I like to photograph flowers because they are pretty and they make me smile.  I know they serve a natural and scientific purpose, but, to me, flowers are nature’s gift to make the world beautiful.  I concentrate on a macro view of the world because I feel a sense of discovery in every landscape.  From a local garden to iconic vistas, I can find a view all of my own.  When you get close to these splashes of color, there is a tiny world of curves, light, and life that cannot be seen from 5 feet above.  While many people have seen a poppy in a garden, few have looked closely and seen that poppy at that moment in that light in that garden.  It is beautiful and fleeting and I love every part of creating that image (except for the bee that kept landing on my ear).

There are many things that make macro photography easier than other photographic pursuits.  My subject matter is more readily available in that I can find subjects literally outside my door and lighting is under my control.  Since my subjects are so small, I can use my hand to diffuse light or create a wind-screen.  Some subjects are for sale at the grocery store and I can photograph them at home relatively easily.  I do not have to wait for a beautiful sunset or get up before dawn to catch the sunrise.  Since I primarily photograph plants, they are stationary and I do not have to fear them biting or chasing me.  There are many things that do make my little world easier to see in beautiful light, but there are small struggles as well. 

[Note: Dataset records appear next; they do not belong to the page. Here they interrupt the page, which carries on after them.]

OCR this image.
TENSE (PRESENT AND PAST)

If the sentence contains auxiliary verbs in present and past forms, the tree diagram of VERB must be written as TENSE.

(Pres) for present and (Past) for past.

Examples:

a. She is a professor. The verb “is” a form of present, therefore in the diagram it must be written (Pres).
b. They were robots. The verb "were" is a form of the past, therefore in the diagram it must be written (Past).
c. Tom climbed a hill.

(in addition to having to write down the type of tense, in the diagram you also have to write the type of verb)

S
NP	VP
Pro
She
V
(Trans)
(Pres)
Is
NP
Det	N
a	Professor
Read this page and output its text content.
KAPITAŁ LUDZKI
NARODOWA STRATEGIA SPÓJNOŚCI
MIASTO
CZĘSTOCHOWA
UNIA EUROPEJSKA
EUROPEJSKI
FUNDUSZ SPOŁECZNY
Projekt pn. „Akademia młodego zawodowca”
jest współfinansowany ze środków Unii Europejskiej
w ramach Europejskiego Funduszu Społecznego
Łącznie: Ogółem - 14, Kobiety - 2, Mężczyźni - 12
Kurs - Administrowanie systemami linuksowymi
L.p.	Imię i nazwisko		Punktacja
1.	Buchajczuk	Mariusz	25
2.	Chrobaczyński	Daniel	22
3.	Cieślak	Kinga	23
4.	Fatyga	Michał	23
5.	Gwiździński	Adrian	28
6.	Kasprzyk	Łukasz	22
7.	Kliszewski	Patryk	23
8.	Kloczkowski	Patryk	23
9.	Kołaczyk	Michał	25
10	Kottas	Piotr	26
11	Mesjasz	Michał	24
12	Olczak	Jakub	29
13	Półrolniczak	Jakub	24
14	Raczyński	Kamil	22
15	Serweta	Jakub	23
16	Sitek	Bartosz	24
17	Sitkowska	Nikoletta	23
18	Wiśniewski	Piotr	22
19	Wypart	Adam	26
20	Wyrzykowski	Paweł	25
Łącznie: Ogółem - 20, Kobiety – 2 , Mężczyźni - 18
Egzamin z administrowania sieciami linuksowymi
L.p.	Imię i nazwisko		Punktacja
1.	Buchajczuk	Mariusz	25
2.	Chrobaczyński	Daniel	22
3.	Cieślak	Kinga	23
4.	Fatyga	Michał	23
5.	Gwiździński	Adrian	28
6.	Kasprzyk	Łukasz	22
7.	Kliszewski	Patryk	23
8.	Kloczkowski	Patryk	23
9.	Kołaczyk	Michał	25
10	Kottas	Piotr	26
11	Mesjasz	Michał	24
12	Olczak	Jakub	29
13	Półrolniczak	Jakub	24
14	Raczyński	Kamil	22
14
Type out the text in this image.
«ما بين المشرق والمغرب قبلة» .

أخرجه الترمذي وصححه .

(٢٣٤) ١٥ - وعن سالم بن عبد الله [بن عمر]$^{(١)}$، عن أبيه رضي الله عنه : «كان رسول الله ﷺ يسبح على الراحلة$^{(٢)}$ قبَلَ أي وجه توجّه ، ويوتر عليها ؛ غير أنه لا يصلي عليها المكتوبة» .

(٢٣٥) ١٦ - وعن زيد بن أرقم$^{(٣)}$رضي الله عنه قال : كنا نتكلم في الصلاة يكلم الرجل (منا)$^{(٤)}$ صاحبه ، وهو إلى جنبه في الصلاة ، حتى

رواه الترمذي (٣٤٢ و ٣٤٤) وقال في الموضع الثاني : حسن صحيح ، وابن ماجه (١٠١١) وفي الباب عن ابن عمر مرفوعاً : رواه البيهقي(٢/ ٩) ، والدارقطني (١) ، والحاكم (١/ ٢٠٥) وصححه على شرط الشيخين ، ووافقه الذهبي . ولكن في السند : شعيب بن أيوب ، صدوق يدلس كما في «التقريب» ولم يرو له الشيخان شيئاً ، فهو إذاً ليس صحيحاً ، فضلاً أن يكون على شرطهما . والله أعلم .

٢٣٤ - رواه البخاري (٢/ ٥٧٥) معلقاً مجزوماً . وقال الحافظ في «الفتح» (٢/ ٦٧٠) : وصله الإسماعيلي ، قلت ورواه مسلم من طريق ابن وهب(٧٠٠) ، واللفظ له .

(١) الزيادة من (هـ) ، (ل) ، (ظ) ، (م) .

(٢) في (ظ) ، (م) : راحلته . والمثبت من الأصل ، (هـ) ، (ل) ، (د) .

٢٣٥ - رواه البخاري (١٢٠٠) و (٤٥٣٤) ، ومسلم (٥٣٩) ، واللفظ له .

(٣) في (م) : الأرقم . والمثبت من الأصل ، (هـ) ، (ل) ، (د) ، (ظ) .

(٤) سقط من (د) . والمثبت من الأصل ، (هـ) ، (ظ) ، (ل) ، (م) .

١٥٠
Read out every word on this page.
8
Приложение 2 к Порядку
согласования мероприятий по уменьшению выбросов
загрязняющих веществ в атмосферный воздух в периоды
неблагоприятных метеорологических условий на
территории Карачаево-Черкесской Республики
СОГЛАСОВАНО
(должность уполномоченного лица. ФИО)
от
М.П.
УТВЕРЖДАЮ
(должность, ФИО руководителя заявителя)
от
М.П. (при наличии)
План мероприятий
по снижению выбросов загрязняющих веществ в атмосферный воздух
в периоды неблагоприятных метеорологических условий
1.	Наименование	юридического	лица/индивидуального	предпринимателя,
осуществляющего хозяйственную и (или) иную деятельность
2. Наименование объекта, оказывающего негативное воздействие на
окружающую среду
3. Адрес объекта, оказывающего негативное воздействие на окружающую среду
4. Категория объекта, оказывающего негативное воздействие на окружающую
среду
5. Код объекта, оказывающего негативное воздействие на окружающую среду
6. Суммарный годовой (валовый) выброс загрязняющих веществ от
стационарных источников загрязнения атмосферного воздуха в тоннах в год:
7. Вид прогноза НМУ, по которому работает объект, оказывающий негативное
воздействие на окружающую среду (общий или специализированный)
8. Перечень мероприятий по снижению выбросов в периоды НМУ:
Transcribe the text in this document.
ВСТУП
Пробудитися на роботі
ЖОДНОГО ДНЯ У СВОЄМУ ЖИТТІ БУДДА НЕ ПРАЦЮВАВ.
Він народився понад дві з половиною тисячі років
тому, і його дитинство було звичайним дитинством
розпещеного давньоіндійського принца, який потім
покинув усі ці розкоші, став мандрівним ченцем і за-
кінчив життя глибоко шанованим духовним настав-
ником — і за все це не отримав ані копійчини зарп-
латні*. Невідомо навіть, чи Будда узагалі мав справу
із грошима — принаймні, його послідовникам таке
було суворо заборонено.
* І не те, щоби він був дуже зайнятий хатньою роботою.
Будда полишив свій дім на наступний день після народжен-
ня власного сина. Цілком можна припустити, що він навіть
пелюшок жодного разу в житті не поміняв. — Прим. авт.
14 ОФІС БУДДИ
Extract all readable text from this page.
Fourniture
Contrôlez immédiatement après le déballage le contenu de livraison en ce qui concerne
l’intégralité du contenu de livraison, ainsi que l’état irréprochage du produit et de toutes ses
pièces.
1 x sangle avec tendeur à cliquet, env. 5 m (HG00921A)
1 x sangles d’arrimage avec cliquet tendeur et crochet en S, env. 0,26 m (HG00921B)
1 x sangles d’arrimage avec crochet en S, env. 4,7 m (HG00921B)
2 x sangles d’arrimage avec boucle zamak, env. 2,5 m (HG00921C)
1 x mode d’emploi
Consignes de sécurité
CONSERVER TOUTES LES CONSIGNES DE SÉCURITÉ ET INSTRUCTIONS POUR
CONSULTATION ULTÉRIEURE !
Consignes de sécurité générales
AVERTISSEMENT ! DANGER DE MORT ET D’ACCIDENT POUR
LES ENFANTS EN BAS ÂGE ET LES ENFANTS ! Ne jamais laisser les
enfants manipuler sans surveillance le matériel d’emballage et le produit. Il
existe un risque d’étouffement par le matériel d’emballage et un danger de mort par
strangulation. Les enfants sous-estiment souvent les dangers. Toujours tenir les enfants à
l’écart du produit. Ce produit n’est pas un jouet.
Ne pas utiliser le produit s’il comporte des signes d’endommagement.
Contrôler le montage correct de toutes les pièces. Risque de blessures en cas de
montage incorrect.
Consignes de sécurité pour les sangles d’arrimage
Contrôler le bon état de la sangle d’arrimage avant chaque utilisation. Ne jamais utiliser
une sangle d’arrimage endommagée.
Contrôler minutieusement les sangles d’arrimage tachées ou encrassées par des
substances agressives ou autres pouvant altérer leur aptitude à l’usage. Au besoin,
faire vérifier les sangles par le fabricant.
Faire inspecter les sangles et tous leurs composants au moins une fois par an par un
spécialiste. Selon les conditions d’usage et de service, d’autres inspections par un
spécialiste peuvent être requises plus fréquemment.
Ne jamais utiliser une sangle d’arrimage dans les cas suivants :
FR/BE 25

One struggle I find is getting the camera in the perfect position for the shot.  My depth of field is typically only one or two millimeters deep and my camera must be in the absolute perfect position to capture the focus point I desire.  Another challenge is getting me into position behind the camera.  I am not very flexible by nature and it is something I have had to work on for those low and upside-down shots.  Another common struggle is the breeze.  Did you know that absolutely still air is almost non-existent?  It can feel like a perfectly still day until you set up your camera focused on a columbine and you realize that a tornado has hit your little patch of earth!  

Finally, the struggle with all photography is actually creating a beautiful image.  Macro photography is more than getting close to your subject just as landscape photography is more than getting wide.  An outstanding macro image is as hard to come by as any other beautiful image regardless of subject.  Composition, light, focus, depth, framing, and processing all play a part in every image to determine its success and macro images are no different.

Ultimately I do not consider myself a mediocre photographer.  I consider myself a work in progress and I do not see that changing any time soon.  As I learn more about myself and my surroundings, I hope to translate my understanding into art that is pleasing both to me and those around me.  After many scrapes and bruises, I still believe macro photography is easier than other disciplines, but I also believe that is because I love it above all others and it is easy to do what you love.